Three twentieth-century developments challenged this division of labor which has proven, not surprisingly, quite resistant to change. The postwar BABY BOOM (1946–1964) ushered the ideal of fatherly participation further into the mainstream. Experts, mothers, and fathers themselves insisted, "Fathers are parents, too!" Women brought expert advice into the home to back up their need for help as they coped with raising the baby boomers. As the baby boom family cycle progressed, men, torn between the demands of home and work, opted for the more familiar rewards of breadwinning, but they, their wives, and their children became increasingly aware that the emotional penalty paid when men failed to engage in the daily care or play of their children was high. Resignation and regret characterized the reflections of empty-nest mothers and fathers in the 1980s and unleashed a spate of literature by male boomers scarred by absent fathers.
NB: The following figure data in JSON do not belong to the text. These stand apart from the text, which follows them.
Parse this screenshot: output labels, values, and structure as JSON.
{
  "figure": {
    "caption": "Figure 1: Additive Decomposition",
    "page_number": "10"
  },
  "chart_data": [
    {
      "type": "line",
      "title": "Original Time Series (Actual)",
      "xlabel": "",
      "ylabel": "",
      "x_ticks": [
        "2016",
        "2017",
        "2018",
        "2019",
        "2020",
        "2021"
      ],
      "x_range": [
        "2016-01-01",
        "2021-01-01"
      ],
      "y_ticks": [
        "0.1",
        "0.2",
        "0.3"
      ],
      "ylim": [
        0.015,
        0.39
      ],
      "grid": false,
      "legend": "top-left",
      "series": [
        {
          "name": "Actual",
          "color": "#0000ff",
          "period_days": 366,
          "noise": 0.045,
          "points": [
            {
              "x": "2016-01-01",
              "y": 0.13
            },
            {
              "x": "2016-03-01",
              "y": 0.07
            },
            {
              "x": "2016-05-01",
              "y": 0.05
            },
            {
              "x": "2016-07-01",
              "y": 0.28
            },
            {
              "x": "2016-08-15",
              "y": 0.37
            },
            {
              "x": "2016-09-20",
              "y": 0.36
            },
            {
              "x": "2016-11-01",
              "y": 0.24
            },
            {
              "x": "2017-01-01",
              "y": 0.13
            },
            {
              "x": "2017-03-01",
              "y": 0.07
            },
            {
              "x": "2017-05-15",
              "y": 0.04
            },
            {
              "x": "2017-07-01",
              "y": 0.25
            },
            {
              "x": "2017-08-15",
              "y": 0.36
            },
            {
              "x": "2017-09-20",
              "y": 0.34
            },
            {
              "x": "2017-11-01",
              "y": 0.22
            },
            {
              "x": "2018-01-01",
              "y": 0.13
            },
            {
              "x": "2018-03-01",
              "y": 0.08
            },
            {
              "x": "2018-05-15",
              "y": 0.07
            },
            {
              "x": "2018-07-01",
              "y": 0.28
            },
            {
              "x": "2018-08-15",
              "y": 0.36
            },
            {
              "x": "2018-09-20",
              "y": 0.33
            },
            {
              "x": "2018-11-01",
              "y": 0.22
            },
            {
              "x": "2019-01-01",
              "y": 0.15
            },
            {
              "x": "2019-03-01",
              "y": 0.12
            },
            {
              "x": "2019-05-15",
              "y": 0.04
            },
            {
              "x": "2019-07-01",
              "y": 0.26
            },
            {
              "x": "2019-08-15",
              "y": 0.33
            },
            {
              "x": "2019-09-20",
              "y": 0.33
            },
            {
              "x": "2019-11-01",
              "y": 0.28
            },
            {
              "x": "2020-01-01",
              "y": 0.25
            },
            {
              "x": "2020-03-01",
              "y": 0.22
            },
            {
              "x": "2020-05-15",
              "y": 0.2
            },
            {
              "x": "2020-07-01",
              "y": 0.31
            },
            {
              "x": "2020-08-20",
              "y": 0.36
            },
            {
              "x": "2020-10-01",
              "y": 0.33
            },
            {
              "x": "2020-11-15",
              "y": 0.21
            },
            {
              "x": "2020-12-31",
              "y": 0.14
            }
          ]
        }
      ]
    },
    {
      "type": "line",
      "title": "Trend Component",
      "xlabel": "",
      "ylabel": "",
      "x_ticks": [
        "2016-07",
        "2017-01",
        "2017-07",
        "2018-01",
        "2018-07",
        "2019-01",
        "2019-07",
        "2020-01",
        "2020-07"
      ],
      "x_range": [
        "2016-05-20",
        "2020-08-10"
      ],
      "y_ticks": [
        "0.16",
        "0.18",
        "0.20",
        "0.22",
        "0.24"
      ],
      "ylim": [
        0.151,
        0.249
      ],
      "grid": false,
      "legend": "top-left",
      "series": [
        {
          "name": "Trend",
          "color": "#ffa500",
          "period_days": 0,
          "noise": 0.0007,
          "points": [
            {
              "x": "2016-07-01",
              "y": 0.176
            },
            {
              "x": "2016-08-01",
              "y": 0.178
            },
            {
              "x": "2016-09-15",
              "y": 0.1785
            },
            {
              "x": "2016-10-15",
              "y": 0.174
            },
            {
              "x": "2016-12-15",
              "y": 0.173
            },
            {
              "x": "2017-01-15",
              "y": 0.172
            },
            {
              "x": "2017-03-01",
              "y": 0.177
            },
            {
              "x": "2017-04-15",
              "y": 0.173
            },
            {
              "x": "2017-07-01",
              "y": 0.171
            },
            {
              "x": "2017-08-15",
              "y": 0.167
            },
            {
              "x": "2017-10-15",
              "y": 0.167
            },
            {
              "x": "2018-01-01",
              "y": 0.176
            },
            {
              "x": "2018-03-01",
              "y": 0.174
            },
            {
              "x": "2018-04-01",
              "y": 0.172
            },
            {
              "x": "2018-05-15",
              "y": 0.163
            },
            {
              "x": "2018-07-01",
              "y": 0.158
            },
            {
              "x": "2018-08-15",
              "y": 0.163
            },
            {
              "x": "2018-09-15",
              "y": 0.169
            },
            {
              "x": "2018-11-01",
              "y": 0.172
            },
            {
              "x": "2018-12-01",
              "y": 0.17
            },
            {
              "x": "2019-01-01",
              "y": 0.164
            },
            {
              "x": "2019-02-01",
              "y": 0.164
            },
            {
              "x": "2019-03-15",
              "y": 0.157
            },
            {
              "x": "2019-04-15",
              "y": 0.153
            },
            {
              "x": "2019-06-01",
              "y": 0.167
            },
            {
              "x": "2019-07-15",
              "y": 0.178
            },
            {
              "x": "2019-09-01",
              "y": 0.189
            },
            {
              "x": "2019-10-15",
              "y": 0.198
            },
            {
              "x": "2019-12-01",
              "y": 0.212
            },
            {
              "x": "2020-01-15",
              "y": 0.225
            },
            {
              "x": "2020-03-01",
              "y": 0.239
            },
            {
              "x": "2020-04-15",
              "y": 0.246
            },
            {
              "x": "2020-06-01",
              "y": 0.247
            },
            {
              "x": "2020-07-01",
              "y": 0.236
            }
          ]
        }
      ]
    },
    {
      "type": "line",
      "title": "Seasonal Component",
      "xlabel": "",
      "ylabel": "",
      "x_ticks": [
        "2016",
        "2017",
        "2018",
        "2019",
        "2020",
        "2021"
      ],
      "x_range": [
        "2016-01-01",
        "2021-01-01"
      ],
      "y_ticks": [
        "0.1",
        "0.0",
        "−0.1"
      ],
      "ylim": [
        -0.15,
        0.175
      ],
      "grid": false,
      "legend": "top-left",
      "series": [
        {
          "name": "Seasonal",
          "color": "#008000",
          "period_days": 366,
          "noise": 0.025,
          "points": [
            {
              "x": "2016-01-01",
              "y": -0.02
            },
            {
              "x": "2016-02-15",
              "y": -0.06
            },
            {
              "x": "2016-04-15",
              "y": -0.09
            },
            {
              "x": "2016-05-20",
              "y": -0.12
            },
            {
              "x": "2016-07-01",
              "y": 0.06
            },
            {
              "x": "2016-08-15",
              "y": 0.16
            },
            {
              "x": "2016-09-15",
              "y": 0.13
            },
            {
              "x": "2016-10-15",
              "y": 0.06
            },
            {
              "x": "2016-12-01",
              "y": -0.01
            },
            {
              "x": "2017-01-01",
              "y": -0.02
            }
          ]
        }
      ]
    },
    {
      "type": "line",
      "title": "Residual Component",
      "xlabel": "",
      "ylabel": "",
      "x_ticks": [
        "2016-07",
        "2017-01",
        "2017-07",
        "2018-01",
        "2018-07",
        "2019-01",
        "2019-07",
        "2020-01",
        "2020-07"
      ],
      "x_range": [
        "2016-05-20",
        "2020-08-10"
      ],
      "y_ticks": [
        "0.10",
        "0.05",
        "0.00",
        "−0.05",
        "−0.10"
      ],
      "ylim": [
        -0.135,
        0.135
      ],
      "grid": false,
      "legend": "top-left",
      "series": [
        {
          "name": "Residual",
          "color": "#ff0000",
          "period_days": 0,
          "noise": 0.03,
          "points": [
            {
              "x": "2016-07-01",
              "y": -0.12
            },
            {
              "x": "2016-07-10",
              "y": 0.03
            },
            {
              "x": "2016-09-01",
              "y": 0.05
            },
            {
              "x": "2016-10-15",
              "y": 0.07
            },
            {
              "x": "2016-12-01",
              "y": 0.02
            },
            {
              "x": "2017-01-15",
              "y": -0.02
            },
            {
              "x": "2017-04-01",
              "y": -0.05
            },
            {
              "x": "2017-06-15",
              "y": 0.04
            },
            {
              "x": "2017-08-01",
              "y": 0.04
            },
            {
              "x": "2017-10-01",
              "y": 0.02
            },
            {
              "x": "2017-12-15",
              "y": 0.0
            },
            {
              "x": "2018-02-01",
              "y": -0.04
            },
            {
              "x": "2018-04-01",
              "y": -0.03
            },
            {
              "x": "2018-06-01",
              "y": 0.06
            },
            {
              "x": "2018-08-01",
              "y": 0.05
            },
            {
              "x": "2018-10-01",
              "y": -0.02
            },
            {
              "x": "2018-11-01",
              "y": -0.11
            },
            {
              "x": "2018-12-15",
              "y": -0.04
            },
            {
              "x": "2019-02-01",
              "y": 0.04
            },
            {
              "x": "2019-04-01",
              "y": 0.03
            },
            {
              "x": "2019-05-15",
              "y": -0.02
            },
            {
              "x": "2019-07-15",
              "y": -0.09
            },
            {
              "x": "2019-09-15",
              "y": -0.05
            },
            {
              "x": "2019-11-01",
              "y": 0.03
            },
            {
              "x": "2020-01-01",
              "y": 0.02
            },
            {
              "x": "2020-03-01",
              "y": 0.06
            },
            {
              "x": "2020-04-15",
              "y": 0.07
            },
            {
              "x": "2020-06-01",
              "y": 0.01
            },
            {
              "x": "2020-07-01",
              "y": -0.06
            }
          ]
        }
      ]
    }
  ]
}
The postwar years brought another change to American families and those in Western Europe as well: the increased participation of married women in the labor force. With fathers as primary breadwinners, the occasional child-care chore was all that most families demanded of men, but as women increasingly shared the breadwinning role while shouldering the lions' share of the child-care and household work, their demands and persuasive power escalated. Contemporary studies attest to the ongoing negotiation of gender responsibilities with regard to household work and child care in American homes. Finally, the feminist movement of the 1960s, 1970s, and 1980s offered a critique of patriarchy, promoted the idea that gender roles were social constructs rather than immutable biological inheritances, and proposed that equality in the public sphere for women would be impossible without lessening the inequality in the private sphere.
Linked to feminism in the popular mind, but enabled by both women's labor force participation and a welfare state, women have increasingly been able to remove themselves and their children–either through divorce or the choice not to marry–from fathers they deem abusive or unsatisfactory. This has led to an increase in the number of children living in poverty and calls on both sides of the Atlantic to require popularly dubbed "deadbeat dads" to support their children. These changes provoked cultural anxieties about the decline of male authority and "disappearance" or weakness of the fathers at the end of the twentieth century. The issue reveals the continued economic inequality between men and women and the volitional quality of participatory fatherhood in the new millennium as well as the strong association of fatherhood with power. Breadwinning remains father's principle responsibility and the workplace remains family unfriendly, while more and more, mothers must balance their commitments to work and family. Fathers are no longer patriarchs, but they strive to be more than breadwinners and pals. The twenty-first-century father looks for self-identity, meaning, and satisfaction in his relationships with his children.